Why Choline Matters During Pregnancy
Choline needs increase during pregnancy because it supports fetal brain development. A controlled feeding trial found that infants whose mothers consumed 930 mg of choline per day during the third trimester had faster information processing speeds compared to infants whose mothers consumed 450 mg per day. Researchers measured how quickly the babies shifted their gaze in response to visual cues at 4, 7, 10, and 13 months of age, and the higher-choline group showed consistently faster reaction times across all four ages.
Animal research adds further detail. Prenatal choline supplementation enhanced the growth of new brain cells in the hippocampus, the region central to memory and spatial navigation. Those benefits persisted well into adulthood in the animals studied, not just during infancy. This long-lasting effect suggests that choline intake during a critical window of development has outsized consequences.
For pregnant women aiming for the 450 mg daily target, three eggs would provide about 441 mg. In practice, the additional choline from other foods eaten throughout the day (meat, dairy, beans) would push the total comfortably above the threshold.
The TMAO Question
You may have seen headlines linking egg choline to a molecule called TMAO, which gut bacteria produce when they break down choline. Elevated TMAO levels have been associated with cardiovascular risk in some studies, which raised concerns about high egg intake. The reality is more nuanced. TMAO production varies enormously from person to person depending on gut microbiome composition, and the phosphatidylcholine form found in eggs may not drive TMAO levels the same way free choline or carnitine from red meat does.

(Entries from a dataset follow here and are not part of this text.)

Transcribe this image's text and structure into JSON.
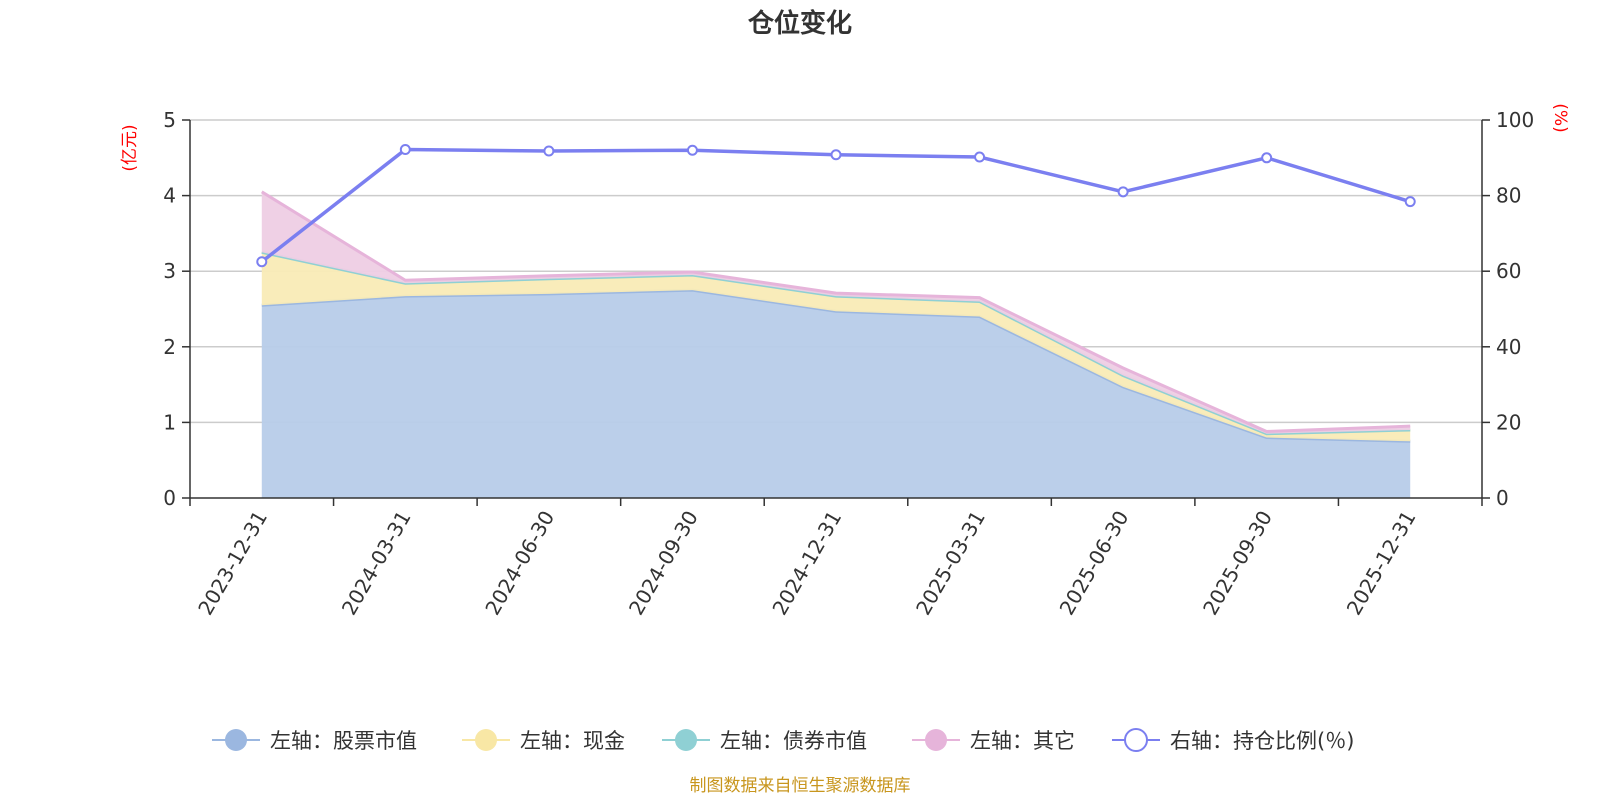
{
  "chart_data": {
    "type": "area",
    "title": "仓位变化",
    "left_axis_unit": "(亿元)",
    "right_axis_unit": "(%)",
    "categories": [
      "2023-12-31",
      "2024-03-31",
      "2024-06-30",
      "2024-09-30",
      "2024-12-31",
      "2025-03-31",
      "2025-06-30",
      "2025-09-30",
      "2025-12-31"
    ],
    "left_ylim": [
      0,
      5
    ],
    "left_ticks": [
      0,
      1,
      2,
      3,
      4,
      5
    ],
    "right_ylim": [
      0,
      100
    ],
    "right_ticks": [
      0,
      20,
      40,
      60,
      80,
      100
    ],
    "stacked_area_series": [
      {
        "name": "左轴：股票市值",
        "color": "#9bb7e0",
        "fill": "#b7cce9",
        "values": [
          2.55,
          2.67,
          2.7,
          2.75,
          2.47,
          2.4,
          1.47,
          0.8,
          0.75
        ]
      },
      {
        "name": "左轴：现金",
        "color": "#f8e7a5",
        "fill": "#f9ebb6",
        "values": [
          0.7,
          0.17,
          0.2,
          0.2,
          0.2,
          0.2,
          0.15,
          0.05,
          0.15
        ]
      },
      {
        "name": "左轴：债券市值",
        "color": "#8fd0d4",
        "fill": "#a8dcdf",
        "values": [
          0,
          0,
          0,
          0,
          0,
          0,
          0,
          0,
          0
        ]
      },
      {
        "name": "左轴：其它",
        "color": "#e6b4da",
        "fill": "#eecde4",
        "values": [
          0.8,
          0.04,
          0.04,
          0.04,
          0.04,
          0.05,
          0.1,
          0.03,
          0.05
        ]
      }
    ],
    "line_series": {
      "name": "右轴：持仓比例(％)",
      "axis": "right",
      "color": "#7b7ff0",
      "values": [
        62.5,
        92.2,
        91.8,
        92.0,
        90.8,
        90.2,
        81.0,
        90.0,
        78.4
      ]
    },
    "source": "制图数据来自恒生聚源数据库"
  }
}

A 2022 review noted that the relationship between egg choline, gut bacteria, and TMAO is highly individual. Some people produce very little TMAO from eggs, while others produce more. For most healthy people, moderate egg consumption (one to three eggs per day) has not been consistently linked to increased cardiovascular events in large observational studies. People with existing metabolic conditions or unusually high cholesterol absorption may want to pay closer attention to their individual response.
Cooking and Preparation
Choline is relatively stable during cooking. Whether you scramble, boil, poach, or fry your eggs, you retain the vast majority of the choline content. The key variable is simply whether you eat the whole egg. Any preparation that discards the yolk, like egg white scrambles or meringue-based dishes, strips away nearly all the choline. If your goal is choline intake specifically, whole eggs are the point.
Hard-boiled eggs are especially convenient as a portable choline source. Two hard-boiled eggs stored in the fridge give you roughly 294 mg of choline ready to grab at any point during the day, no additional cooking required.